(571h) Cloning and Expression of Antimicrobial Peptides In Yeast

Authors: 
Albayrak, S., University of Michigan
Rouillard, J., University of Michigan
Gulari, E., University of Michigan


The inevitable emergence of the bacterial resistance to conventional antibiotics is the driving force for the development of novel class of anti-infectives, such as Antimicrobial Peptides (AMPs). These peptides are considered as promising drug candidates to replace and/or supplement the existing antibiotics. The rapid increasing need for the potential AMPs can be met by combining the high-throughput parallel oligonucleotide synthesis with eukaryotic protein expression system to discover novel antimicrobial peptides. The main goals of this part of the study are to show that oligonucleotides coding for AMPs can be cloned in yeast by homologous recombination, expressed and secreted by yeast cells, and screened for their activities against microbial cells. We have constructed two different expression systems in Saccharomyces cerevisiae and Pichia pastoris to investigate the expression and secretion levels of 13 and 44-amino acid long two control AMPs.

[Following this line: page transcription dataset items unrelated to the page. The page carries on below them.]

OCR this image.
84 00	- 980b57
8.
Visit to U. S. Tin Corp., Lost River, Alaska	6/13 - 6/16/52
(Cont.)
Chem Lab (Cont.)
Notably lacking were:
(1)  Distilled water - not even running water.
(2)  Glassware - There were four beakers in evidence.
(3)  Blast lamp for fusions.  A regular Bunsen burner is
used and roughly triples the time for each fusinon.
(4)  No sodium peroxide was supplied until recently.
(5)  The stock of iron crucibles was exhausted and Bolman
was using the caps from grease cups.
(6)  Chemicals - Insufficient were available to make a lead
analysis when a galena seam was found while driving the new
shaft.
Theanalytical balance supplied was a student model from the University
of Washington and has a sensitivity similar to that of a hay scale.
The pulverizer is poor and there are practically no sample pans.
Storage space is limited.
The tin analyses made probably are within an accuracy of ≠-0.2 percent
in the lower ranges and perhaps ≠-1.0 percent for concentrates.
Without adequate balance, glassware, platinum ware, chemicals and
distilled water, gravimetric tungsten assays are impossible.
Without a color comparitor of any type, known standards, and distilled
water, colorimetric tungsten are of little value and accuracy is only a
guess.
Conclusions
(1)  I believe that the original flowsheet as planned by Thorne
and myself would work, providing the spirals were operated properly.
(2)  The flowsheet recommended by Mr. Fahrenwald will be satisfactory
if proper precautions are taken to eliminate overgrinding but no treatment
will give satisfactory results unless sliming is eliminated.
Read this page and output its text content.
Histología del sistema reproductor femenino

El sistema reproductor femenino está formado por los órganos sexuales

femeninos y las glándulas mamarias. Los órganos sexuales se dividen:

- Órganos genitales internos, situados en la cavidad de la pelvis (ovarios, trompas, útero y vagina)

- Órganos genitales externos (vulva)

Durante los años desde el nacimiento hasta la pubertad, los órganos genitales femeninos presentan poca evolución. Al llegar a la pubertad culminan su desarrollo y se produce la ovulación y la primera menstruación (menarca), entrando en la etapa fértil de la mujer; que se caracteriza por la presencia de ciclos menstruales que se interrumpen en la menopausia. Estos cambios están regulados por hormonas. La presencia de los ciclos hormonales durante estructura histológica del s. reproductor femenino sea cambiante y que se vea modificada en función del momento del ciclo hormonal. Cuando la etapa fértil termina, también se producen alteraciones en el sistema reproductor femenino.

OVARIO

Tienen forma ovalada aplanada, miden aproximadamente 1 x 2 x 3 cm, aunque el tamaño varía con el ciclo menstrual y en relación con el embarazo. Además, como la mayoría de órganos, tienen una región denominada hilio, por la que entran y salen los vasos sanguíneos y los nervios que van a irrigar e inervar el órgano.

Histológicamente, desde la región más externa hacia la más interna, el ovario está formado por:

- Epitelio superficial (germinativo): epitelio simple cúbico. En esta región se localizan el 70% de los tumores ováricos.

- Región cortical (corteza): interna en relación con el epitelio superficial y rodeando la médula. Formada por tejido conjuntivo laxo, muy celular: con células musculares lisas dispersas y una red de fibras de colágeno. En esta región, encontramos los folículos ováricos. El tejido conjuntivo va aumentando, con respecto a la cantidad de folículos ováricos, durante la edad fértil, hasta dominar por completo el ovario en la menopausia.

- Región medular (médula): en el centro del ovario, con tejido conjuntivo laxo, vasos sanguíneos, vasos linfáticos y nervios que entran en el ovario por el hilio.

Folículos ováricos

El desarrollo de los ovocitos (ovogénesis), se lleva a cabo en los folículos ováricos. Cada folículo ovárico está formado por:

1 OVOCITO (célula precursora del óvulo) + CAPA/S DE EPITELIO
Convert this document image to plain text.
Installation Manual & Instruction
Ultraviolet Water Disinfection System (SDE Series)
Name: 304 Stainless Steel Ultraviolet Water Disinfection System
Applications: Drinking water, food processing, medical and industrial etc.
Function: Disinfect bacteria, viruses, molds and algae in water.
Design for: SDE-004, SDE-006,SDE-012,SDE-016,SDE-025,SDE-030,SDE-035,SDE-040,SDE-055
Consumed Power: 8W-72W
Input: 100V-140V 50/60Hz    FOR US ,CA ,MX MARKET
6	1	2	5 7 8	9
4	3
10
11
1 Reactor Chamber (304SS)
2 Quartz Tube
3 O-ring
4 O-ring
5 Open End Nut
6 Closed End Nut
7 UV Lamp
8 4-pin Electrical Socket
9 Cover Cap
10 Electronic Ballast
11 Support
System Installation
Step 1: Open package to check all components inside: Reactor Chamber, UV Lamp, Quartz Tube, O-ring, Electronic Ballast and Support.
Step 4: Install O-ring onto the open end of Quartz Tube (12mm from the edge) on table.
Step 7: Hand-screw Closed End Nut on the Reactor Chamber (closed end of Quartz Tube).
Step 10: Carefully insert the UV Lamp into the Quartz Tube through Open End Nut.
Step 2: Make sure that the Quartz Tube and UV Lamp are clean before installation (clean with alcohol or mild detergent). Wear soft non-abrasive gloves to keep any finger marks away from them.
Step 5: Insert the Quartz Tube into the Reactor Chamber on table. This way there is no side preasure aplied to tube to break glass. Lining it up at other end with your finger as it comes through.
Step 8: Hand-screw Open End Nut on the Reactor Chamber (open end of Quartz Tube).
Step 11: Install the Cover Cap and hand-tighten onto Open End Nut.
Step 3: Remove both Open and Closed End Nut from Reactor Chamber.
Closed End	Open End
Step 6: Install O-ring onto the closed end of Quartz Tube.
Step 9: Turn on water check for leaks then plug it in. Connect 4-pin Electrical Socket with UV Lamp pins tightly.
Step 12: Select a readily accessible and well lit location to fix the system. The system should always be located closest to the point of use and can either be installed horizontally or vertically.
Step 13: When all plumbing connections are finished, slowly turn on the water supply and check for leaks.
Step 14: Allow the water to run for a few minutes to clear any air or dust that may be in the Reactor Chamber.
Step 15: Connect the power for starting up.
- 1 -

Our initial results with S. cerevisiae containing GAL10-CYC1 promoter and alpha-MF secretion signal showed that while the longer peptide was expressed at high levels, the production of the 13aa peptide was quite low. The expression level of the shorter peptide was enhanced in P. pastoris when the AMP coding genes were fused with SUMO (small ubiquitin-like modifier) gene tag. We also observed that both peptides maintained their antimicrobial activities in yeast culture when tested against Gram negative and Gram positive bacteria.